Flashing and Sealing Opening for Replacement Insert Windows
I’ve read a ton on how to flash and seal new windows when exterior trim is being removed or there is existing WRB to seal to, but having a hard time finding what to do with old house with no WRB or flashing, sash weight pockets, and replacement windows installed from inside.
I’m renovating a 1900 farmhouse in western Massachusetts and planning to replace original wood single pane double hung windows, probably with Marvin Elevate double hung double pane wood clad windows. The current window jambs are 1x wood with real 2x sill dadoed into them at the bottom at an angle. The side jambs are about three inches from the rough opening to allow space for the old sash weights. The side jambs have a number of openings in them: two pulleys for sash weights and panels cut in the jambs that I think were used to re-attach sash weights. Three pieces of wood held the two window sashes in place: the exterior stop attached to the end of the jamb, a parting bead, and an interior stop screwed into the jamb. We’re planning to remove the inside stops and parting beads and install the new replacement windows inside the existing jambs against the existing exterior stop, and finish with new jambs and sill attached inside to old.
Outside: The exterior sheathing stops at the end of the rough opening; the gap between the rough opening and the window is covered by exterior window trim that appears to be nailed to the sheathing on one side and the exterior stop on the other side and then covered with metal coil stock. Our siding is wood shingles covered by another layer of cement shingles with what looks like metal L flashing between siding and window trim. We are planning to leave the siding and window trim in place and finish trim with new metal coil stock once the new windows are installed.
Inside: We’re removing the plaster and lathe on exterior walls to insulate from the inside, then planning to put a continuous layer of taped foil faced polyiso insulation across studs as air barrier, then build a 2×3 wall inside that for services and additional insulation. Probably going to fill the sash weight cavities with spray foam (thinking I’ll do it with 2 part froth pack or similar). The continuous polyiso should then run over the sash weight cavity to the old jamb.
So trying to figure out best way to flash and air seal. Current thinking:
1. Use flashing tape to cover old jamb from exterior stop in and seal to the interior polyiso. I’ve seen a lot of recommendations for 3M 8067 Flashing Tape as a good balance between quality and cost.
2. Remove old coil stock and use liquid flashing to cover original window trim, sill and exterior stop, connecting to the flashing tape inside the jamb. This will be covered by new metal coil stock running along the trim and into the window. Thinking about using a liquid flashing that can be rolled rather than thicker versions that require troweling would be efficient.

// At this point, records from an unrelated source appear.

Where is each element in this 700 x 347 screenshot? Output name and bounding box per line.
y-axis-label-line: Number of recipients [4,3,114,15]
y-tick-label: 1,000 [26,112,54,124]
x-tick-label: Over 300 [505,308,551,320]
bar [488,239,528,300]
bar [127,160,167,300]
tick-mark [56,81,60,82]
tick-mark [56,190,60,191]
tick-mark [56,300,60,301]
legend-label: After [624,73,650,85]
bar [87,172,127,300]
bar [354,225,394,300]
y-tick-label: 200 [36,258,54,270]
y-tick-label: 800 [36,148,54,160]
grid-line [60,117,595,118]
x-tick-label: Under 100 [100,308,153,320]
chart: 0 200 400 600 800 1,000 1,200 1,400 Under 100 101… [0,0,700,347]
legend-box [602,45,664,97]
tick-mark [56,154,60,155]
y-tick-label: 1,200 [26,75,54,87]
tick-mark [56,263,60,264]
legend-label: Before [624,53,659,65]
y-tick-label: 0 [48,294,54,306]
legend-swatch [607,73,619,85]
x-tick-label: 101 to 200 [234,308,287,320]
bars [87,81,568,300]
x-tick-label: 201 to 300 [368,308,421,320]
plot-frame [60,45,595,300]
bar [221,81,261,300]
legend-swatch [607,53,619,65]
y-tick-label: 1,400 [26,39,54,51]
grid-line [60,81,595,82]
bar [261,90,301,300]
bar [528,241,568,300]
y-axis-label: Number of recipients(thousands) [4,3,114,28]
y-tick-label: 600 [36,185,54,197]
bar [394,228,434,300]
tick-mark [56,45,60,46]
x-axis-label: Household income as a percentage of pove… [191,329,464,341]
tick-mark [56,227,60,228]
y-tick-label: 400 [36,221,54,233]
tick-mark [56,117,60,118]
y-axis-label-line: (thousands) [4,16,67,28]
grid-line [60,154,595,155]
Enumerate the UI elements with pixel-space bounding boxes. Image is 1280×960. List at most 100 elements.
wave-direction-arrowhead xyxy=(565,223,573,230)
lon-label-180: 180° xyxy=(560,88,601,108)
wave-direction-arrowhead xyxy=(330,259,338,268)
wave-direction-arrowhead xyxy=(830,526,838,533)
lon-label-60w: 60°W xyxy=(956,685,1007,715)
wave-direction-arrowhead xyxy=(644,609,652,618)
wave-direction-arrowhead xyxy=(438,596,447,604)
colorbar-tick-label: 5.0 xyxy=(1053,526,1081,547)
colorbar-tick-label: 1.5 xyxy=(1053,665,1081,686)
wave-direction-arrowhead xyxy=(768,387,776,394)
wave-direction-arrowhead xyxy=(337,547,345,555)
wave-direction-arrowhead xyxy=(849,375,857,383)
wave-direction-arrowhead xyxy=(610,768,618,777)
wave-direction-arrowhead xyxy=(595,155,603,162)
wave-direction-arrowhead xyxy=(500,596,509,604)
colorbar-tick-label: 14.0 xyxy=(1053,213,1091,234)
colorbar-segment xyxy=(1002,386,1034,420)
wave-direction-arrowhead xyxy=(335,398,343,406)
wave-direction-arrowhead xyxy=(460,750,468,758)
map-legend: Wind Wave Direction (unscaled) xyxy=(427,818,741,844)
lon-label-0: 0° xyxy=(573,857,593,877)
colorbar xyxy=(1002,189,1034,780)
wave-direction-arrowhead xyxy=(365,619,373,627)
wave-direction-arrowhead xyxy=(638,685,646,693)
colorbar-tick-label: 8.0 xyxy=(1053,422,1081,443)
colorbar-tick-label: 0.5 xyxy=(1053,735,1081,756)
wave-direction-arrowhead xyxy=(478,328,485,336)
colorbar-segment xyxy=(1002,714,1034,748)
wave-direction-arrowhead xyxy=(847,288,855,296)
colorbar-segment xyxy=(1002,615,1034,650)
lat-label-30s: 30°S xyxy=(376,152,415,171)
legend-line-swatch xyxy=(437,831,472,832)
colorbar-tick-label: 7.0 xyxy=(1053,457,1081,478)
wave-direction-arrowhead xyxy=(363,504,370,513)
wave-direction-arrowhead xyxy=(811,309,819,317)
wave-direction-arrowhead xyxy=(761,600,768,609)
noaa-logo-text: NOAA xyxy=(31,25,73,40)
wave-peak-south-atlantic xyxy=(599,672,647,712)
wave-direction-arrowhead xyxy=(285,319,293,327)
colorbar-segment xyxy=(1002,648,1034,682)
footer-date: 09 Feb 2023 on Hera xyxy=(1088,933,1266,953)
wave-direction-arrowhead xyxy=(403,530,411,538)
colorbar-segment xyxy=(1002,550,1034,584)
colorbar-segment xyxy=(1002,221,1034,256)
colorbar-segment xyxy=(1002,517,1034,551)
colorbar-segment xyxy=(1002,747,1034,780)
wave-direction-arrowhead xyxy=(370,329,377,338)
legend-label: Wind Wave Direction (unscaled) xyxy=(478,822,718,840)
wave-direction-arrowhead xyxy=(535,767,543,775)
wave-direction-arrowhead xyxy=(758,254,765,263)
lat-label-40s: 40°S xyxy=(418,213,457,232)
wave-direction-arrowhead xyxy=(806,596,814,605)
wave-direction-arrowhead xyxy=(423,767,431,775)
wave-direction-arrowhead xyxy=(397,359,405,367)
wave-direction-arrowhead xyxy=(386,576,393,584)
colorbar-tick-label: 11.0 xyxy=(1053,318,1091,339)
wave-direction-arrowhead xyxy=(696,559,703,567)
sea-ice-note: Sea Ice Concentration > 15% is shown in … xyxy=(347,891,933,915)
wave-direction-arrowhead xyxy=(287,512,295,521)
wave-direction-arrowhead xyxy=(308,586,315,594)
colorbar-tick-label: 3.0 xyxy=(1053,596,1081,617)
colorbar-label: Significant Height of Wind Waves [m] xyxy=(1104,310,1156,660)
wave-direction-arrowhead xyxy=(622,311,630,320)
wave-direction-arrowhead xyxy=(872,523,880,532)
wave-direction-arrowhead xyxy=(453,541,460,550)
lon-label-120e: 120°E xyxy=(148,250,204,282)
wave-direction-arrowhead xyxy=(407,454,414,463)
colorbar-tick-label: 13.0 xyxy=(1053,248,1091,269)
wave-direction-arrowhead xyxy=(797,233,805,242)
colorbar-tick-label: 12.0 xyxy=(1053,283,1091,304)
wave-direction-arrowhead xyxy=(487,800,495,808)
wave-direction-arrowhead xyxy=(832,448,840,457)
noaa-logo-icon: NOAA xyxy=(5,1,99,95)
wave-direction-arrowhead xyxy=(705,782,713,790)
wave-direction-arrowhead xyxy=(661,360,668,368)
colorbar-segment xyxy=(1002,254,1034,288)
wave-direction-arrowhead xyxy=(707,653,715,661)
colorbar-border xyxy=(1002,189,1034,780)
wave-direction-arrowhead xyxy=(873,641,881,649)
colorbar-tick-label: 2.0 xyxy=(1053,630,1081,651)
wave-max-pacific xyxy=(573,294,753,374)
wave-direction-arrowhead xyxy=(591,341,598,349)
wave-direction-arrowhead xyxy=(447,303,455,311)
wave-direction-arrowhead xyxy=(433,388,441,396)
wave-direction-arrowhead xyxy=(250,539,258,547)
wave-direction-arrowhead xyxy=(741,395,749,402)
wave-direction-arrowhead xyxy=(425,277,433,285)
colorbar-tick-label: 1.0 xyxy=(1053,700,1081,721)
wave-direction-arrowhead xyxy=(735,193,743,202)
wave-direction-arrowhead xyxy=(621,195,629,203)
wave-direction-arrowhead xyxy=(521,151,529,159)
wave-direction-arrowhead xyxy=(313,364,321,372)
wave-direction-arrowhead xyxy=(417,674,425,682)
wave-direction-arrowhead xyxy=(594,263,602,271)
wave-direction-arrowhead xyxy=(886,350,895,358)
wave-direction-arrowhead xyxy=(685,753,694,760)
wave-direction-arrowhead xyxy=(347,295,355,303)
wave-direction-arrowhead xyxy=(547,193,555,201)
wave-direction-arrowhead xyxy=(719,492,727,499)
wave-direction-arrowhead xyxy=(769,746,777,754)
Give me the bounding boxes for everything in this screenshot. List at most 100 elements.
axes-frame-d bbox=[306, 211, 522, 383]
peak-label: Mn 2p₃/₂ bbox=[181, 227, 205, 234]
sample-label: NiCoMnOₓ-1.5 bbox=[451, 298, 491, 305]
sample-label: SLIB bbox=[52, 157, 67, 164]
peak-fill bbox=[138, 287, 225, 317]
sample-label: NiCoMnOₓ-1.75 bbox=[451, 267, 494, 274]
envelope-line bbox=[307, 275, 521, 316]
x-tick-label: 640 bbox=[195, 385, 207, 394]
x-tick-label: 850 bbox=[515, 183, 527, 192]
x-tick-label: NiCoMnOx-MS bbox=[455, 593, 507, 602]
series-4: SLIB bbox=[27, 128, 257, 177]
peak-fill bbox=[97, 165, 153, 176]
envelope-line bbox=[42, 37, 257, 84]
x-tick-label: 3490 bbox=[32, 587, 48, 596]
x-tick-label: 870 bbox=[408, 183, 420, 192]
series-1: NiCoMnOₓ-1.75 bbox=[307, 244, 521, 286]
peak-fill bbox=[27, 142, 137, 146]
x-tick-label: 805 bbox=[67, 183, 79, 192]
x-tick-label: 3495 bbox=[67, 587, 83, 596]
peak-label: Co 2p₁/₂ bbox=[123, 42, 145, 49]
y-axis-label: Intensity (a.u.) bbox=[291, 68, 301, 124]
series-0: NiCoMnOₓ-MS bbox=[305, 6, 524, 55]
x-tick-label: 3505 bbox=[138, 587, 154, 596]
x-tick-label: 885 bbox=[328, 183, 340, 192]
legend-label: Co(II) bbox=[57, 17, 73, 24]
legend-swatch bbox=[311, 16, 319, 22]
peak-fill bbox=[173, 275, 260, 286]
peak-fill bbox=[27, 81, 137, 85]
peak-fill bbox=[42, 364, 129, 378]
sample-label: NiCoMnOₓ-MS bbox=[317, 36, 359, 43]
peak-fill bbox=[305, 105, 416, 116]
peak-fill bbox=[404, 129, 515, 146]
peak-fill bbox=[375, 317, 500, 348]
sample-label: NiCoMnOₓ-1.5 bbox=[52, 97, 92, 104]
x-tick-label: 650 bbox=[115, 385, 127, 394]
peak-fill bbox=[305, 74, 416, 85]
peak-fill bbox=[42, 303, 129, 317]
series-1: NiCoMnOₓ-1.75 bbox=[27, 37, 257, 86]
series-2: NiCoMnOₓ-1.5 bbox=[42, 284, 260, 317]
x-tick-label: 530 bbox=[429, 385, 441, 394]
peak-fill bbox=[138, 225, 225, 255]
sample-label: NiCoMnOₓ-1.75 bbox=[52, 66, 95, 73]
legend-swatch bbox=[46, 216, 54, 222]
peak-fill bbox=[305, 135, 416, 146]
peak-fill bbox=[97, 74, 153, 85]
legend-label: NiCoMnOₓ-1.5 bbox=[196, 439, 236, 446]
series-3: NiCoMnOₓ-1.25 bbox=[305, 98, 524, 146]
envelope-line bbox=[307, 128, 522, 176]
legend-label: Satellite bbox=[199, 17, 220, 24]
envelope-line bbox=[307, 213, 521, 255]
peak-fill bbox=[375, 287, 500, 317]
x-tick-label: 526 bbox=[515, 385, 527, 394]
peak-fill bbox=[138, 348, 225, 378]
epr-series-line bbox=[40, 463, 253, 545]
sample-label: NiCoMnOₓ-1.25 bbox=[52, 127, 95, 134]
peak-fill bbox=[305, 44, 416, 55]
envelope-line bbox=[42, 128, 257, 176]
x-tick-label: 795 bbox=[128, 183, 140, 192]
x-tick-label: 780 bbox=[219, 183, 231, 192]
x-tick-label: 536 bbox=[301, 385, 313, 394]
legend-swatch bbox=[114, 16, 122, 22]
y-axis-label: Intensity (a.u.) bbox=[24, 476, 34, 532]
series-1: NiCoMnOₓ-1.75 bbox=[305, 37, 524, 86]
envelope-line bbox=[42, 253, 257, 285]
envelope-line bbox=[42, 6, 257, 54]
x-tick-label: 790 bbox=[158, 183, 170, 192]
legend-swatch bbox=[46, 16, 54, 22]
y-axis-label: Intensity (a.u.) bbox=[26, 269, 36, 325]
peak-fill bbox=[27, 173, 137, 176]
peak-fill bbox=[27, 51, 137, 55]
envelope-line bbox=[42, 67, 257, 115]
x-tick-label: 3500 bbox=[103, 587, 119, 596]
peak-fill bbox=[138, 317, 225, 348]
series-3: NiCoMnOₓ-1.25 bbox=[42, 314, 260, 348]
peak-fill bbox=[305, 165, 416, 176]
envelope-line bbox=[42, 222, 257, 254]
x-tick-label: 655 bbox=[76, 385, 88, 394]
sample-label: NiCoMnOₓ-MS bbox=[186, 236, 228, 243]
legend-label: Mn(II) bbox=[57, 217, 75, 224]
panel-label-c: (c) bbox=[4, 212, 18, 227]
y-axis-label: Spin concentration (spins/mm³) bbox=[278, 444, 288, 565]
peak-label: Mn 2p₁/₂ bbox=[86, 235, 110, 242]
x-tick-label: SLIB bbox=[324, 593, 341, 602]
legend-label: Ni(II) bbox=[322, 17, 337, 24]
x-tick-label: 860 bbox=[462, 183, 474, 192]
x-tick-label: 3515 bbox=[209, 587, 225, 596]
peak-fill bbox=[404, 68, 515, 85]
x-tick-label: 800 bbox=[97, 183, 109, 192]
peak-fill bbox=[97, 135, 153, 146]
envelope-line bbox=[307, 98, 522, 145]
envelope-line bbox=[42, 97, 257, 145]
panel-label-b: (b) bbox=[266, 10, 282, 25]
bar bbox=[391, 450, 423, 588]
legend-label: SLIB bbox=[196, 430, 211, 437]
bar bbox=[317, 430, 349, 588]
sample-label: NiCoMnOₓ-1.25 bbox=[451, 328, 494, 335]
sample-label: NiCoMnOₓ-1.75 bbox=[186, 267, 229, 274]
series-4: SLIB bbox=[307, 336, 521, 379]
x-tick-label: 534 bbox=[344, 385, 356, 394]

3. Cover sill with liquid flashing and then tape inside of sill to polyiso.
4. Caulk back of exterior stop when new window installed.
5. Caulk interior of window to sill, leaving exterior side open to drain.
6. Spray foam gap between new windows and old.
I’d love any and all feedback on approach, materials, etc. and any alternative suggestions. Thanks.
p.s. pictures show old storm windows, which will be removed.